Despite the situation, “we are moving out full speed and I’m really, really pleased with the progress that we’re making on establishing the Space Force” as it approaches its 100th day birthday.  Some activities, like renaming four Air Force bases (Patrick, Schreiver, Peterson and Buckley) as Space Force bases will be postponed because they want to hold ceremonies, but everything else is going ahead.

As another step in that direction, yesterday Secretary of the Air Force Barbara Barrett announced 23 organizations that soon will transfer to the Space Force (an asterisk signifies that it is a partial mission transfer).

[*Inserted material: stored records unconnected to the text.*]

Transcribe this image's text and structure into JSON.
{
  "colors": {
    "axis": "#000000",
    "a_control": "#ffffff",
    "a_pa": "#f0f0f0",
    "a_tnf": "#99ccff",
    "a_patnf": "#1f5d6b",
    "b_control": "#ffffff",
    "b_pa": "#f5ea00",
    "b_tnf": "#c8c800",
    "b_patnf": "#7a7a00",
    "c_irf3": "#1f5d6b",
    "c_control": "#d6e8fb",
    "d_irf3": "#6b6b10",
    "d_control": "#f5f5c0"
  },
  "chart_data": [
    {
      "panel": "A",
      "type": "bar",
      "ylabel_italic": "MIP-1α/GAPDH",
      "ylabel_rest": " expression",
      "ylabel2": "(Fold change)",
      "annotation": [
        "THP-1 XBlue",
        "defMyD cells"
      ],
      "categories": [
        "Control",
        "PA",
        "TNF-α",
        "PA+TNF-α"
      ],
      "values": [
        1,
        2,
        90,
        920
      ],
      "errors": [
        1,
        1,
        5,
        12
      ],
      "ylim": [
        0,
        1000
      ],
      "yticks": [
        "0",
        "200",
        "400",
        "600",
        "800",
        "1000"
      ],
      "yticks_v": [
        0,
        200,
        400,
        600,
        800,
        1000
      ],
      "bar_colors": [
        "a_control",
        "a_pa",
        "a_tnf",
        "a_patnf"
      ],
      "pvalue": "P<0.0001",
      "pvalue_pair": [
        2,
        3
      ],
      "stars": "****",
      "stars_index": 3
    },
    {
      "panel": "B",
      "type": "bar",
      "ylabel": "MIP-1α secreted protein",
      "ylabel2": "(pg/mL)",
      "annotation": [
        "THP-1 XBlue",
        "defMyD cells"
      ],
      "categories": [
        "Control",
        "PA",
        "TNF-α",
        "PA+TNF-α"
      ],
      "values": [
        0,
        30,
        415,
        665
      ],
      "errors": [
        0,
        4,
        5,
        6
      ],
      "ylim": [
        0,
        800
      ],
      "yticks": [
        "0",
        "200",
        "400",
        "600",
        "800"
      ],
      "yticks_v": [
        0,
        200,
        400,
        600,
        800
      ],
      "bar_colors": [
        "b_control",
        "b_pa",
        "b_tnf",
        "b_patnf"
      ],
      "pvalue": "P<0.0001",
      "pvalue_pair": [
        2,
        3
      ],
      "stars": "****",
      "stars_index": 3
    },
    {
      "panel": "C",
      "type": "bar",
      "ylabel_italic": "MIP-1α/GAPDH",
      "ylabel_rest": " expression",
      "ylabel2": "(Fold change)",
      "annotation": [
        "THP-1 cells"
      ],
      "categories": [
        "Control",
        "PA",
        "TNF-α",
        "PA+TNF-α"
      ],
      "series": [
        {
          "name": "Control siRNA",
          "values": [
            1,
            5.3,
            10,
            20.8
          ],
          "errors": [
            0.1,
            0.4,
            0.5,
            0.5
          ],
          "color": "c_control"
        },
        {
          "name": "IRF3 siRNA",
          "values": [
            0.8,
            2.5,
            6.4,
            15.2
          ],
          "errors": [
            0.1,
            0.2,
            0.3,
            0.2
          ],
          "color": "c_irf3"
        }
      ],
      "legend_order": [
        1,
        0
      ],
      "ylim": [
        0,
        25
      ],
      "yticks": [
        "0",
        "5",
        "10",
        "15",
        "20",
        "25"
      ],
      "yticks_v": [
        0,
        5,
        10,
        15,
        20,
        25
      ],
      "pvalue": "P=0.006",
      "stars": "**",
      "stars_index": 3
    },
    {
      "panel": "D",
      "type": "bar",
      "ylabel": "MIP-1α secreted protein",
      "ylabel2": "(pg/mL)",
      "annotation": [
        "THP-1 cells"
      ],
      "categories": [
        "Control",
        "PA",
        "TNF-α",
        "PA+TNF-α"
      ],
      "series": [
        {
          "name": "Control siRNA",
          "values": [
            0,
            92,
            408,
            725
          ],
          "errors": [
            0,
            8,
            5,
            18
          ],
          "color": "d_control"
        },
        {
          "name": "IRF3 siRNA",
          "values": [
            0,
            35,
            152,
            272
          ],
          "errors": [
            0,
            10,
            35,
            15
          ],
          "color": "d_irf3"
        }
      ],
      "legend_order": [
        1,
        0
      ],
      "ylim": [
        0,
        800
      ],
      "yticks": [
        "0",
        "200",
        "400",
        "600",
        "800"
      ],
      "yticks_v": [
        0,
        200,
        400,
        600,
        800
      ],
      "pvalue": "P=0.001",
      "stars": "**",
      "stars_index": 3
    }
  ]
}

  • 7th Test Squadron, Peterson Air Force Base, Colorado
  • 18th Intel Squadron, Wright-Patterson AFB, Ohio
  • 25th Space Range Squadron, Schriever AFB, Colorado
  • 328th Weapons Squadron, Nellis AFB, Nevada
  • 527th Space Aggressor Squadron, Schriever AFB, Colorado
  • 705th Combat Training Squadron OL-A, Schriever AFB, Colorado
  • 7th Intel Squadron, Ft. Meade, Maryland*
  • 16th AF/Advanced Programs*, Schriever AFB, Colorado
  • 32nd Intel Squadron, Ft. Meade, Maryland*
  • 566th Intel Squadron, Buckley AFB, Colorado*
  • 544th ISR Group Staff & Detachment 5, Peterson AFB, Colorado
  • Detachment 1, USAF Warfare Center, Schriever AFB, Colorado
  • 533rd Training Squadron, Vandenberg AFB, California
  • National Security Space Institute, Peterson AFB, Colorado
  • AFRL Research Lab Mission Execution, Wright-Patterson AFB, Ohio*
  • AFRL Space Vehicles Directorate, Kirtland AFB, New Mexico*
  • AFRL Rocket Propulsion Division, Edwards AFB, California*
  • AFRL Electro-Optical Division, Maui, Hawaii & Kirtland AFB, New Mexico*
  • AFRL Sensors Directorate, Wright-Patterson AFB, Ohio*
  • Counter-Space Analysis Squadron, Wright-Patterson AFB, Ohio
  • Space Analysis Squadron, Wright-Patterson AFB, Ohio
  • Air Force Operational Test and Evaluation Center Detachment 4, Peterson AFB, Colorado
  • Air Force Safety Center – Space Safety Division, Kirtland AFB, New Mexico

A total of 1,840 billets will be transferred to the Space Force as a result of these changes, but do not involve the physical movement of units, people or billets to different geographical locations.

Today, Space Force is comprised primarily of units that were under the former Air Force Space Command (AFSPC).  Organizationally they made the switch on December 20, 2019, the day President Trump signed the FY2020 National Defense Authorization Act into law creating this new military service.  The 16,000 AFSPC personnel, however, were only assigned to Space Force.  They would have to resign from the Air Force and transfer to the Space Force to change services. That process will take place over a period of time.  Raymond is the first, and to date only, member of the Space Force, but on Friday he revealed who will be the second  — Chief Master Sergeant Roger Towberman.  His official transfer is one of the events that will be delayed until a formal ceremony can be held. [Update: his transfer was accelerated and he was sworn in on April 3.]  In addition, 64 cadets graduating from the Air Force Academy on April 18 will be directly commissioned into the Space Force.


Update:  An earlier version of this article referred to Air Force Academy graduation in May, but SecAF Barrett just announced graduation is being accelerated to April 18 due to COVID-19.

The Washington Post later today published a story with a troubling explanation of why the decision was made.